Por eso, hemos desarrollado lámparas de calentamiento por infrarrojos con control por zonas, para permitir ese tipo de control. Es simple: se alcanza la temperatura deseada rápidamente. El calor se mantiene constante, y luego se apaga sin problemas. Sin complicaciones, sin desorden.
La fuerza detrás del calor
En el corazón del sistema están los tubos de infrarrojos de alta densidad, diseñados para el trabajo industrial real. Funcionan a 400V, lo que permite mantener una temperatura constante, incluso durante procesos prolongados. De este modo, no hay disminuciones en el rendimiento a lo largo del proceso.
Los tubos están dimensionados para adaptarse al ancho de su transportador, lo que garantiza una distribución uniforme del calor. No hay puntos calientes ni espacios fríos. Además, su potencia de 2500W permite elevar rápidamente la temperatura de la película PVB.
Esa velocidad significa que su línea de producción puede funcionar más rápido, pero también significa que debe planificarlo bien. Asegúrese de que su sistema eléctrico y de refrigeración estén listos, ya que este equipo genera mucho calor.
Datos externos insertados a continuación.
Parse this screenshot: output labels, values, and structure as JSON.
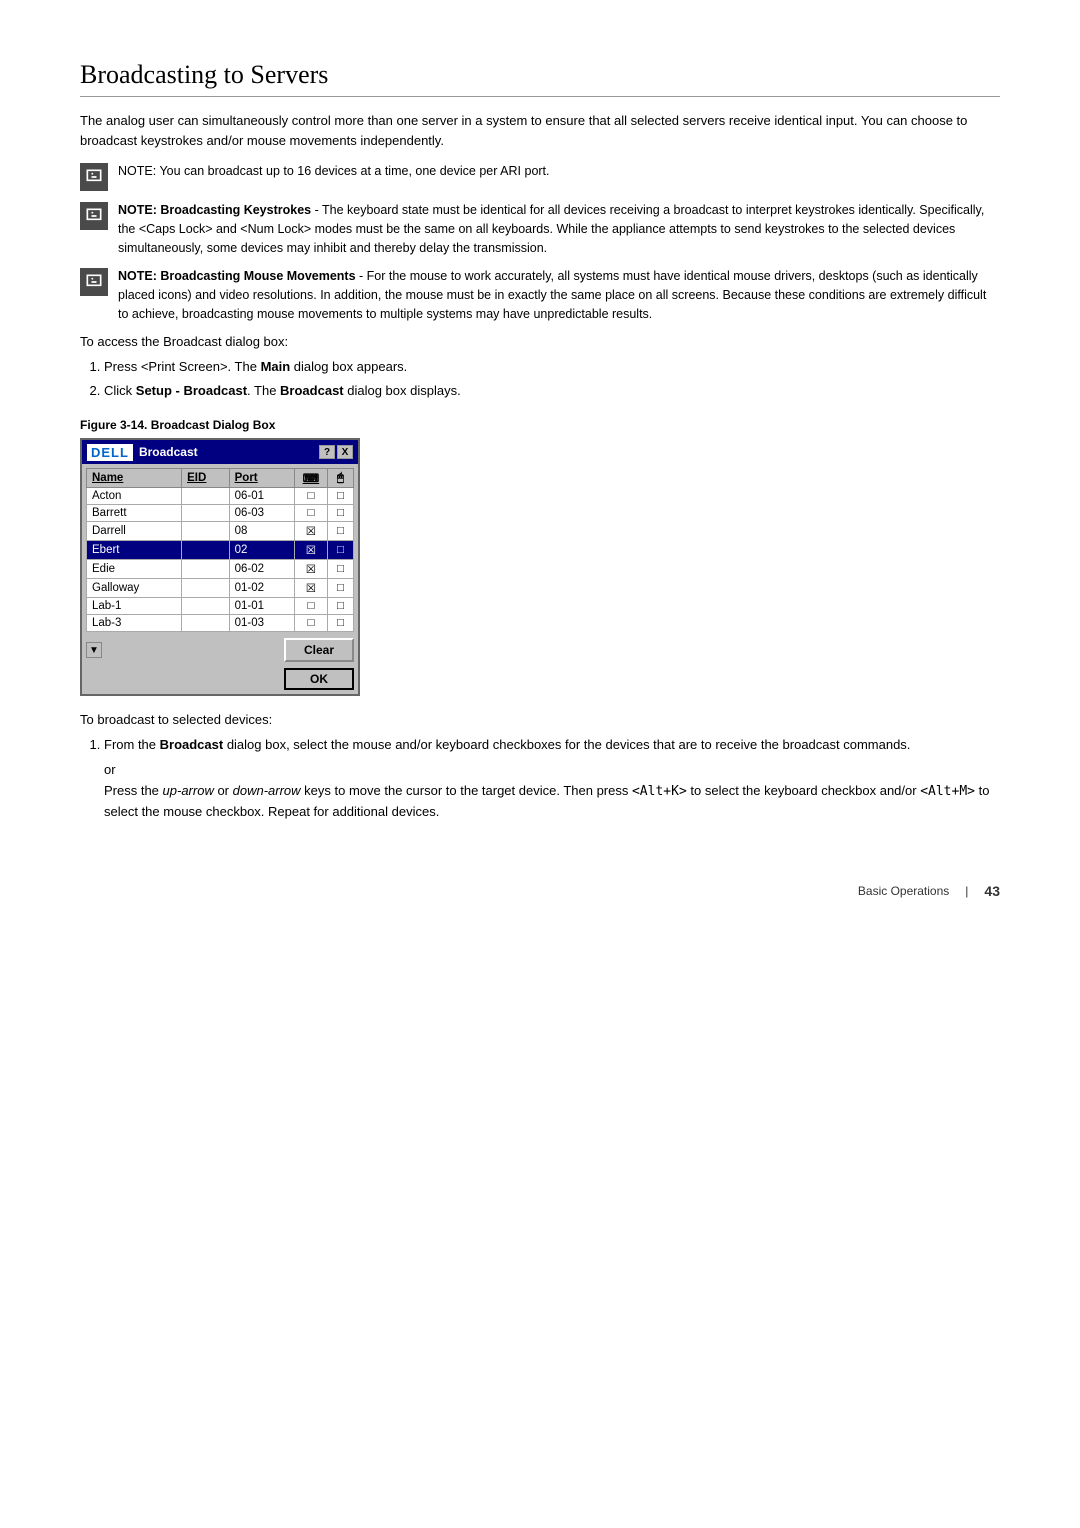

Diseñado para durar y ser fácilmente reemplazable
Usamos tubos de cuarzo llenos de halógeno por una razón: proporcionan un calor estable e inmediato. El ciclo de halógeno mantiene el filamento limpio, lo que garantiza un rendimiento constante durante toda la vida útil de la lámpara. Eso significa menos tiempo de mantenimiento.
Además, el cuerpo de cuarzo resiste los ciclos rápidos de encendido y apagado sin romperse.
Para las conexiones, utilizamos el conector de dos pin R7s. Es compacto, fiable y facilita el cableado. Cuando es necesario reemplazar una lámpara, lo hace de forma rápida y sencilla. Se adapta perfectamente a los fixings estándar, por lo que no es necesario volver a configurar todo el sistema.
Qué se siente en la línea de producción
Esta es la diferencia que realmente notará. El control por zonas le permite establecer diferentes rangos de temperatura en cada etapa del proceso. Puede aumentar la temperatura para ablandar la película, mantenerla estable durante el corte y luego reducirla rápidamente para fijar la unión.
Ese control reduce los problemas: menos delaminación en los bordes, menos desperdicios y tiempos de proceso más cortos. Obtiene una calidad consistente a velocidades de producción altas, con menos necesidad de intentos repetidos para corregir errores.